Jean-Luc Godard est désormais le dernier survivant des fondateurs de la Nouvelle Vague. Jacques Rivette s’est en effet éteint, le 29 janvier, à 87 ans, après Truffaut, Chabrol, Rohmer, Kast et Doniol-Valcroze. Comme eux, il a d’abord œuvré comme critique de cinéma.

Né en 1928 à Rouen, le jeune Rivette avait rencontré Truffaut, Chabrol et Godard à la Cinémathèque, lors de son arrivée à Paris, en 1949. Ce quatuor de cinéphiles passionnés fonde l’année suivante "La Gazette du cinéma", où Rivette théorisera les principes de la politique des auteurs, accordant à des réalisateurs de studio hollywoodiens, Alfred Hitchcock et Howard Hawks en tête, un statut de créateurs plutôt que de simples "faiseurs". Le groupe rejoindra ensuite "Les Cahiers du cinéma", dont Rivette deviendra rédacteur en chef en 1963 - le "Saint-Just", comme il se qualifiait lui-même, détrônant Eric Rohmer au terme d’un "putsch".

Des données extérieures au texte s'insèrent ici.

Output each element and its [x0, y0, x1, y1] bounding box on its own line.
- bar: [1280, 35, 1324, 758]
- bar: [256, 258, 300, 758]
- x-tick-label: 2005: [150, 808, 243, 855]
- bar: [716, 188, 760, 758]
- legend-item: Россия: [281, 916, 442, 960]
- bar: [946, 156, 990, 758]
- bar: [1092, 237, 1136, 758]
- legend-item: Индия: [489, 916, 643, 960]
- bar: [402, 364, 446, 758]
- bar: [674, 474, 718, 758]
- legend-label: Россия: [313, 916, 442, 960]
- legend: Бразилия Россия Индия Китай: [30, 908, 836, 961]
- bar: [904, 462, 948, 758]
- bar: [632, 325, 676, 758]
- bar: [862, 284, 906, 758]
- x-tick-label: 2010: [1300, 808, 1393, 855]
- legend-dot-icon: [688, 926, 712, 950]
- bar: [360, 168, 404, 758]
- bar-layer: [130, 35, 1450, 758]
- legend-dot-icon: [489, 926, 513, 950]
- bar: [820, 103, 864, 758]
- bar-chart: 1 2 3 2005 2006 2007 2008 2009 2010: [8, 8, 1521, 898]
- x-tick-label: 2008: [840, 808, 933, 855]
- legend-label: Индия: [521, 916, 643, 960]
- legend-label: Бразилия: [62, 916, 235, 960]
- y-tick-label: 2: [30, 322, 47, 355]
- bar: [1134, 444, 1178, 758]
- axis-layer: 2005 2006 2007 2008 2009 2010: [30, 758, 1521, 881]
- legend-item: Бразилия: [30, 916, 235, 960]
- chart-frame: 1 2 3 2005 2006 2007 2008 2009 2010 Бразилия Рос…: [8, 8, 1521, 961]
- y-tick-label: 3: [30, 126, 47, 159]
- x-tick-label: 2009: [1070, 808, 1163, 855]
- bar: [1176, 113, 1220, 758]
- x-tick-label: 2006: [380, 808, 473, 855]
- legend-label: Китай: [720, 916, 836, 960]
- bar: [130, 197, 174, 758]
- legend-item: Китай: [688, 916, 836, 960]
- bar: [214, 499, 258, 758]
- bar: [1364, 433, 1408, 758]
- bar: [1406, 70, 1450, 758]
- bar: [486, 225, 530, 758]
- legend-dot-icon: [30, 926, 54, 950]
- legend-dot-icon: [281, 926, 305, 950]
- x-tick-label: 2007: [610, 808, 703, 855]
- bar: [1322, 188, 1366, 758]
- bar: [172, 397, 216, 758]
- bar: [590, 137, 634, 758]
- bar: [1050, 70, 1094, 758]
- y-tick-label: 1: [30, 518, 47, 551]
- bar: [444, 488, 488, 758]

Entre-temps, Rivette aura signé un texte fameux, toujours cité : "De l’abjection" (1961). Il y fustigeait un travelling opéré par le réalisateur Gillo Pontecorvo dans "Kapo", au moment du suicide d’une déportée d’Auschwitz, interprétée par Emmanuelle Riva : "L’homme qui décide à ce moment de faire un travelling avant pour recadrer le cadavre en contre-plongée, en prenant soin d’inscrire exactement la main levée dans un angle de son cadrage final, cet homme n’a droit qu’au plus profond mépris" . Dans la foulée, il esquissait une éthique de l’artiste moderne que Godard résumera à son tour du lapidaire : "Les travellings sont affaire de morale" .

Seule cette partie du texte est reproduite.